During Friday night’s baseball game — their first of the shortened season — San Francisco Giants relief pitcher Sam Coonrod refused to take a knee with the rest of his teammates in honor of Black lives and the fight against racial injustice. The preplanned act of symbolism took place just before the National Anthem.
Coonrod later said that as a Christian, he didn’t want to kneel for anything other than God… which might have made some sense if he didn’t go on to spread right-wing propaganda about what Black Lives Matter represents.
“I’m a Christian,” Coonrod said. “I can’t get on board on a couple of things I’ve read about Black Lives Matter, how they lean toward Marxism and said some negative things about the nuclear family.”
He was referring to comments made five years ago by a Black Lives Matter co-founder, acknowledging she was a Marxist, cited repeatedly now by some conservative commentators.
“I meant no ill will by it,” Coonrod said. “I don’t think I’m better than anybody. I’m just a Christian. I believe I can’t kneel before anything but God, Jesus Christ. I chose not to kneel. I feel if I did kneel I’d be a hypocrite.
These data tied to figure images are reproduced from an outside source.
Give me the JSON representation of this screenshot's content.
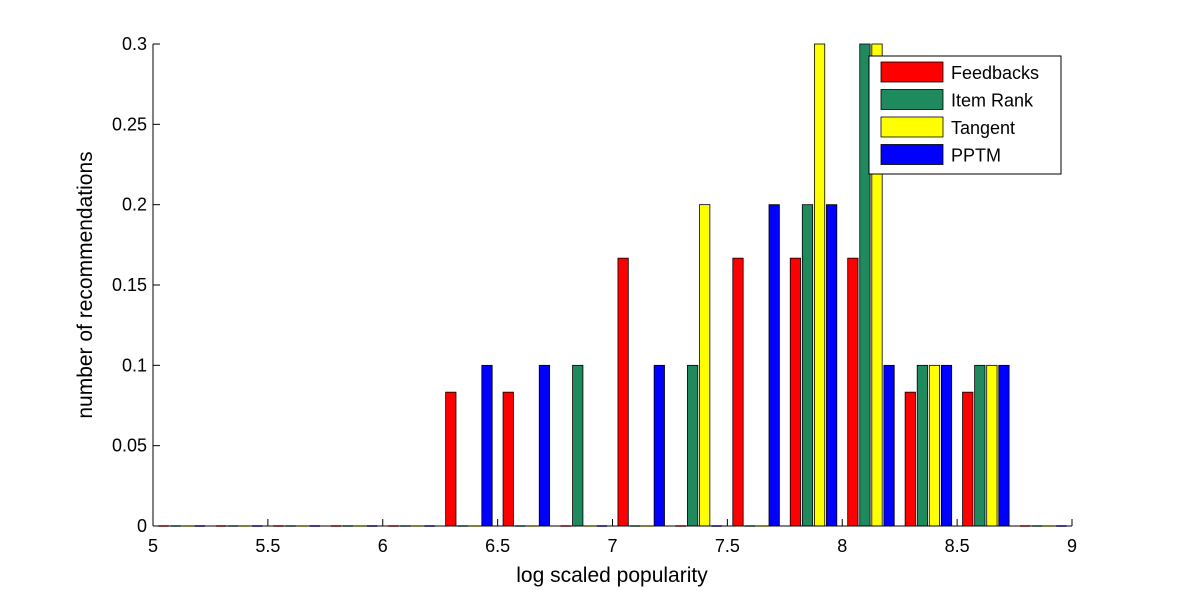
{
  "chart_data": {
    "type": "bar",
    "title": "",
    "xlabel": "log scaled popularity",
    "ylabel": "number of recommendations",
    "xlim": [
      5,
      9
    ],
    "ylim": [
      0,
      0.3
    ],
    "xticks": [
      "5",
      "5.5",
      "6",
      "6.5",
      "7",
      "7.5",
      "8",
      "8.5",
      "9"
    ],
    "yticks": [
      "0",
      "0.05",
      "0.1",
      "0.15",
      "0.2",
      "0.25",
      "0.3"
    ],
    "legend_position": "top-right",
    "bin_centers": [
      5.125,
      5.375,
      5.625,
      5.875,
      6.125,
      6.375,
      6.625,
      6.875,
      7.125,
      7.375,
      7.625,
      7.875,
      8.125,
      8.375,
      8.625,
      8.875
    ],
    "series": [
      {
        "name": "Feedbacks",
        "color": "#ff0000",
        "values": [
          0,
          0,
          0,
          0,
          0,
          0.0833,
          0.0833,
          0,
          0.1667,
          0,
          0.1667,
          0.1667,
          0.1667,
          0.0833,
          0.0833,
          0
        ]
      },
      {
        "name": "Item Rank",
        "color": "#1f8a5e",
        "values": [
          0,
          0,
          0,
          0,
          0,
          0,
          0,
          0.1,
          0,
          0.1,
          0,
          0.2,
          0.3,
          0.1,
          0.1,
          0
        ]
      },
      {
        "name": "Tangent",
        "color": "#ffff00",
        "values": [
          0,
          0,
          0,
          0,
          0,
          0,
          0,
          0,
          0,
          0.2,
          0,
          0.3,
          0.3,
          0.1,
          0.1,
          0
        ]
      },
      {
        "name": "PPTM",
        "color": "#0000ff",
        "values": [
          0,
          0,
          0,
          0,
          0,
          0.1,
          0.1,
          0,
          0.1,
          0,
          0.2,
          0.2,
          0.1,
          0.1,
          0.1,
          0
        ]
      }
    ]
  }
}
I don’t want to be a hypocrite.”
He’s just a Christian, but most everyone else who was kneeling is… what, exactly?
Most of those players are undoubtedly Christian too. Somehow, they understood the difference between using their platform to draw attention to racism and injustice through the act of kneeling and staying true to their personal beliefs.
Had Coonrod kneeled, who exactly would have called him out as a religious hypocrite? It’s a bogeyman that exists only in his mind.
But he decided the simple gesture was actually an act of Christian Persecution, as if Major League Baseball wanted him to violate his religious freedom. The selfishness right there is unbelievable. Christians who have similar mindsets routinely want everyone pledging allegiance to the U.S. flag… but kneeling for Black lives is somehow crossing the line?
The controversy is less about his not-kneeling and more about Coonrod’s bizarre misunderstanding about what BLM represents, as if one person stands for the entire movement, or as if everyone who’s been protesting these past several weeks gives a damn about every word written on the Black Lives Matter website.
To not even understand what his colleagues are doing, and then to cite his faith as a shield against criticism, just reveals how little he knows about the moment we’re in as a nation.
Here’s just one example of a Christian player who was able to make sense of what Coonrod couldn’t understand:
Asked for his opinion on the #stlcards wearing Black Lives Matter t-shirts and taking unified action, Adam Wainwright spoke for more than three minutes. This will be written about extensively, but I wanted to make sure to share his words in total. pic.twitter.com/D9vfP3W7Gl
— Jeff Jones (@jmjones) July 24, 2020
Coonrod shouldn’t be penalized for not kneeling. His manager already said there was no issue in the clubhouse. But no one should pretend this has anything to do with faith when plenty of other players who share his religion knew better.
This wasn’t some Colin Kaepernick act-of-courage moment. This was ignorance masquerading as faith. He’s lucky there weren’t fans in the stands able to react to it in real time.